Colour photograph showing participants learning how to beat barkcloth at one of our workshops in 2018 led by Reggie Meredith Fitiao, Professor of Art at American Samoa Community College and siapo maker, and Su'a Tupuola Uilisone Fitiao, contemporary artist and teacher (copyright University of Glasgow)
Engaging with researchers and conservators at one of our workshops in 2018 led by Reggie Meredith Fitiao, Professor of Art at American Samoa Community College and siapo maker, and Su’a Tupuola Uilisone Fitiao, contemporary artist and teacher

A framework to share knowledge

This website contains detailed information about the objects in the Hunterian and Kew collections; considerable time was spent on researching the history of the Hunterian collection in particular, and both groups of objects are now much better understood in terms of their provenance, materials, techniques and cultural histories. It also contains links to other collections which the researchers drew upon and information about the collectors who brought them to the UK. You will also find information on the plants and other materials used to make barkcloth, the making processes and the Pacific islands where tapa was made.

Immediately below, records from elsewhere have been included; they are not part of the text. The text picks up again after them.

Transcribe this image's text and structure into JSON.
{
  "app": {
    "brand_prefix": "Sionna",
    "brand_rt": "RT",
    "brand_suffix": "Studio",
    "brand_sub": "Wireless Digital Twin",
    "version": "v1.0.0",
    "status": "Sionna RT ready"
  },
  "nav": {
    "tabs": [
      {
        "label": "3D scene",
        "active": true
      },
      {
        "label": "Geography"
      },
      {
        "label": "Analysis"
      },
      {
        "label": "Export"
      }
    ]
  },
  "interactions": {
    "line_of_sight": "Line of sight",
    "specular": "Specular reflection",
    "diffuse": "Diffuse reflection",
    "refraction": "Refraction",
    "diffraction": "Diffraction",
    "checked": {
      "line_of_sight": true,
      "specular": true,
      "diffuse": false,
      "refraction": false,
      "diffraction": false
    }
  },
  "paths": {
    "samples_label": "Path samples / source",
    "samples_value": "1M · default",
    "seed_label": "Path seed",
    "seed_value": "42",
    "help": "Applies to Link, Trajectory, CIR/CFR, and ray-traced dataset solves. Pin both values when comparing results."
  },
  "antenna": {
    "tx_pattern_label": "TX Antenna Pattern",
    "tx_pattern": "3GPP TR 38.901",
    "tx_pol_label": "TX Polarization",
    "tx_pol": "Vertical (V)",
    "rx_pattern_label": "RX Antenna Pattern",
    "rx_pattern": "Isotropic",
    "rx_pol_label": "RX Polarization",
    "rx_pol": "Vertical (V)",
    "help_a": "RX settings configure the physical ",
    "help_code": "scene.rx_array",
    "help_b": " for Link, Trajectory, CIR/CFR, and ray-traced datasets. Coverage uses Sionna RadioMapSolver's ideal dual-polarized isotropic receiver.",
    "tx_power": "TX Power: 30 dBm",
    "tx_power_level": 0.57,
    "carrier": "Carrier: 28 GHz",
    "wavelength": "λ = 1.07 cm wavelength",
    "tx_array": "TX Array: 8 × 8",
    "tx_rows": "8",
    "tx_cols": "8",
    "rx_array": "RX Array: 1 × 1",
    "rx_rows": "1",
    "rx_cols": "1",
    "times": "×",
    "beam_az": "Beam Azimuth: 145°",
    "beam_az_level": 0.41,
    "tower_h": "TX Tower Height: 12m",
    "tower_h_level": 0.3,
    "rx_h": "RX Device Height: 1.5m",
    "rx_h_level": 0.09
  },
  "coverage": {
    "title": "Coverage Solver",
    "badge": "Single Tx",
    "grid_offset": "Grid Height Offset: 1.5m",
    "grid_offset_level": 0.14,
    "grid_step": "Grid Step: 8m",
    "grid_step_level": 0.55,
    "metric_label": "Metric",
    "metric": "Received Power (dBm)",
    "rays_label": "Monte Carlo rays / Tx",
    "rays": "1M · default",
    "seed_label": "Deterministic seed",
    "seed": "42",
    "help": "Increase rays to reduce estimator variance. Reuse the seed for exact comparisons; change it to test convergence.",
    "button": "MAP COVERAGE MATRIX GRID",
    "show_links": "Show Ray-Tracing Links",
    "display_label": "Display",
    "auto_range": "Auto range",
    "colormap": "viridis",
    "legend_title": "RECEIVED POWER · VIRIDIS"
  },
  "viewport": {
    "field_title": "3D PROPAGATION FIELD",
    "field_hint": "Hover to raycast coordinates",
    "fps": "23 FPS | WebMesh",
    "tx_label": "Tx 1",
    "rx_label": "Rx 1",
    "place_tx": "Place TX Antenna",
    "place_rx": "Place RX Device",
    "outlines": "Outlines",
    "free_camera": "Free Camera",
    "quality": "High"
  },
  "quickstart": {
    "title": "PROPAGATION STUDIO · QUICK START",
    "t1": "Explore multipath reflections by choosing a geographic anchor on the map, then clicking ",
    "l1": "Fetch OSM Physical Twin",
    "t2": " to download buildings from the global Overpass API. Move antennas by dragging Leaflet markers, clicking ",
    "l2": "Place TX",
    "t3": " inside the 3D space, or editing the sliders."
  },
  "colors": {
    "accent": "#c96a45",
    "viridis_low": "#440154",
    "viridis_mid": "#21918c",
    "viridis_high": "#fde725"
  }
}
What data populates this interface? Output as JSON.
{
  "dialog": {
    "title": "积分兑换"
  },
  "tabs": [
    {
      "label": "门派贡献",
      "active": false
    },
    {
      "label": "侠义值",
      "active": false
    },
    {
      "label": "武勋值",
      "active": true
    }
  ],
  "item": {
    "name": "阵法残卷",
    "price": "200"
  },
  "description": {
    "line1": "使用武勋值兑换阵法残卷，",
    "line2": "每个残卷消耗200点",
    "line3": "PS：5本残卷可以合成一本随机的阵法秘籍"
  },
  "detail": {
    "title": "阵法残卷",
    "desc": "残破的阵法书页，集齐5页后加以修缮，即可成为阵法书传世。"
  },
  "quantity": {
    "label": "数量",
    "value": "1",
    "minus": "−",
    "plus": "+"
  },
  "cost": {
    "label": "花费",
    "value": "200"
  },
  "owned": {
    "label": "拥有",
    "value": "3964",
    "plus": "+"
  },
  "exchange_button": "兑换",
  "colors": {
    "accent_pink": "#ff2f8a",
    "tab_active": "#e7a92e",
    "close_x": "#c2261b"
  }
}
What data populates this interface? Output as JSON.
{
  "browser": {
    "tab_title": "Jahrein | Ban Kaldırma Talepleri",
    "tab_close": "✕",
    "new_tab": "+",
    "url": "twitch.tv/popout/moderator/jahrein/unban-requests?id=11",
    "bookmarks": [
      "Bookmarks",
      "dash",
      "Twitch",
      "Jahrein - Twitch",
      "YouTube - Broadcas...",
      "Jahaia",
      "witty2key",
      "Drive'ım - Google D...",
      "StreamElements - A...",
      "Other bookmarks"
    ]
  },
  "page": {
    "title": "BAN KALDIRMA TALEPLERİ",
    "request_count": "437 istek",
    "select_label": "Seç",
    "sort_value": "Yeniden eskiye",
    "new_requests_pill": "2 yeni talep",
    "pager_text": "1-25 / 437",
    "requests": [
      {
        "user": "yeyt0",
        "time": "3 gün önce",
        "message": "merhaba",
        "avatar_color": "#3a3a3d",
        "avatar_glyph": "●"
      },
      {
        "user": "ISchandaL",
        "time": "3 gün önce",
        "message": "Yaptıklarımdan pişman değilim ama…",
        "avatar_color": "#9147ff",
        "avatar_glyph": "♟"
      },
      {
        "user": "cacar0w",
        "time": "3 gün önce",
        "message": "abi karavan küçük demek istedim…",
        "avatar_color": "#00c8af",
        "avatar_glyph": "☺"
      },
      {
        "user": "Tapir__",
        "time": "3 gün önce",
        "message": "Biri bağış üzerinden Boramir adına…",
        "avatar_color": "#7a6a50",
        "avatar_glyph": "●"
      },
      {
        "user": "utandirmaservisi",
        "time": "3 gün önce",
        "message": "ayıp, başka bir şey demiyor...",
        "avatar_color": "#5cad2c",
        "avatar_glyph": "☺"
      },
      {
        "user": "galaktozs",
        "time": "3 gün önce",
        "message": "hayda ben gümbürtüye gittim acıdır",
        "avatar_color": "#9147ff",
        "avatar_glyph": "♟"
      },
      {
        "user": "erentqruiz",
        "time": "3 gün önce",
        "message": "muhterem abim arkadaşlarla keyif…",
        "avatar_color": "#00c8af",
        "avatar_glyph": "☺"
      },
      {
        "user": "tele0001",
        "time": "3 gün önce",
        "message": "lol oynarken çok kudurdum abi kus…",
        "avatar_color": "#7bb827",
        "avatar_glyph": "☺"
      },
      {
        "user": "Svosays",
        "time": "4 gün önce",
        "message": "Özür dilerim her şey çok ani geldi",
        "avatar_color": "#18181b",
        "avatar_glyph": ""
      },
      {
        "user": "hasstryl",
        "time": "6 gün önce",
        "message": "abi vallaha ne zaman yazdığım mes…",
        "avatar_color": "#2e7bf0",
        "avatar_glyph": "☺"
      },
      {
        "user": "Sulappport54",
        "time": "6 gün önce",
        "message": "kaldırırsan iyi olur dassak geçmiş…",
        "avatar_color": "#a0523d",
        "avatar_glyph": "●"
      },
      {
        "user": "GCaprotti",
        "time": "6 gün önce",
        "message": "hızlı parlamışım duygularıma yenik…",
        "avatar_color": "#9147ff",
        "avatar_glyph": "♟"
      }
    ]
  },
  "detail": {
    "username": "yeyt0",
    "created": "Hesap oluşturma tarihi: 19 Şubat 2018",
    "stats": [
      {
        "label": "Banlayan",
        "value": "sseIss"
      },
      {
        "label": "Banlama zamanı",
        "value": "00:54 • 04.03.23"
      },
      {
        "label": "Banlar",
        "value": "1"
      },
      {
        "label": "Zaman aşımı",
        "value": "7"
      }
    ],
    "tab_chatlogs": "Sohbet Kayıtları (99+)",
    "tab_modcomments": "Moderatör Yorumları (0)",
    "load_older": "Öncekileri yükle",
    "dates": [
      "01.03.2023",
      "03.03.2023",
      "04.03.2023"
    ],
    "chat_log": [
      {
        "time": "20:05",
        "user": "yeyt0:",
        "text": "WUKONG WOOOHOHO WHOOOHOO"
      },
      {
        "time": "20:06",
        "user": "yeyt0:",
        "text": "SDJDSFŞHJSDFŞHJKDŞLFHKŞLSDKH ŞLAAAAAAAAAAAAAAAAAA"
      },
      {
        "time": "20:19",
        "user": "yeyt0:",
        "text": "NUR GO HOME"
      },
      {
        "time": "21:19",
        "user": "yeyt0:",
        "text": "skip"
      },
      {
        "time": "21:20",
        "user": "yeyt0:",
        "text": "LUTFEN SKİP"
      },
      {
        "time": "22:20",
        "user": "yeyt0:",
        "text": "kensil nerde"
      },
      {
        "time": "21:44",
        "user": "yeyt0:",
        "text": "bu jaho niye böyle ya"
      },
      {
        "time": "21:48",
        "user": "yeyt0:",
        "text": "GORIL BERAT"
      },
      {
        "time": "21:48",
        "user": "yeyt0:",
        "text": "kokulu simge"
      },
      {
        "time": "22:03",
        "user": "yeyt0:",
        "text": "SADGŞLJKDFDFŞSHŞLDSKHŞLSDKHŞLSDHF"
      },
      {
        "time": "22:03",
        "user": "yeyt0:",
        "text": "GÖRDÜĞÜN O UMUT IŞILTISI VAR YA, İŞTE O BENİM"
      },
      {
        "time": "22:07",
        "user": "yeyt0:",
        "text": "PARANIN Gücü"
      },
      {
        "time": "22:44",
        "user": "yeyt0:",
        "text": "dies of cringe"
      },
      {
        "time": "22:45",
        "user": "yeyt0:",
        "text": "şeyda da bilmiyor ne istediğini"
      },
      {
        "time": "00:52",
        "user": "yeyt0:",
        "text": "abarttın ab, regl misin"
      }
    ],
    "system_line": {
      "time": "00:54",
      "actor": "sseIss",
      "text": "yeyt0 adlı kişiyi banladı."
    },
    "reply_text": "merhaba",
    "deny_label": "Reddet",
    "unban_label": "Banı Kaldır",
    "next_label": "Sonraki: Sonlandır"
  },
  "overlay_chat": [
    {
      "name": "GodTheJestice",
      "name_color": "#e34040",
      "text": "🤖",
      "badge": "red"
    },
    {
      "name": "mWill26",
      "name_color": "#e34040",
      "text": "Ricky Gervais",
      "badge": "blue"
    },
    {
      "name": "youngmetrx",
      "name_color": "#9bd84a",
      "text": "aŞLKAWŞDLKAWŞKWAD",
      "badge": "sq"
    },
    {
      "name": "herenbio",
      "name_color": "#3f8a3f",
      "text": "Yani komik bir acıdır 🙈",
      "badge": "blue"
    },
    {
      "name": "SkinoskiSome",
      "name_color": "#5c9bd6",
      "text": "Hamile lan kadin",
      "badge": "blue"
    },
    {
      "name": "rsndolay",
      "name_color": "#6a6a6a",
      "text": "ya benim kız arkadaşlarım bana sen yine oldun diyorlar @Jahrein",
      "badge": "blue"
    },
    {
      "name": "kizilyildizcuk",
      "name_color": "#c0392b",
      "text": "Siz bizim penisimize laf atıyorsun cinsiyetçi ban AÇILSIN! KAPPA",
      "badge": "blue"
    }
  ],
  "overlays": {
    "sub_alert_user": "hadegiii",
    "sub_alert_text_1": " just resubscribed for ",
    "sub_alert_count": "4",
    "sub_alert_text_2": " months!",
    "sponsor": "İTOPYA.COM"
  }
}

The Hunterian and Kew collections are not evenly spread across Oceania – some regions, such as Hawai‘i and Tahiti are much better represented than others. However, the website has been constructed to create an overall framework and we hope it may be possible to add information on barkcloth collections in other museums and to create a more comprehensive picture. We include information on a range of cloth types found across Oceania but please note the list included here is not exhaustive, as it is based primarily on the cloth types represented in the two collections.

Ongoing development

We are still in the process of constructing the website – information on aspects of making barkcloth and on the objects in the Hunterian and Kew collections will be added soon. We welcome all comments, both on the content and the way it is presented. The information on the objects and techniques of making barkcloth represents our research to date – if you can add further information, please let us know so that we can update the records. We’d also welcome feedback on the way the information is presented.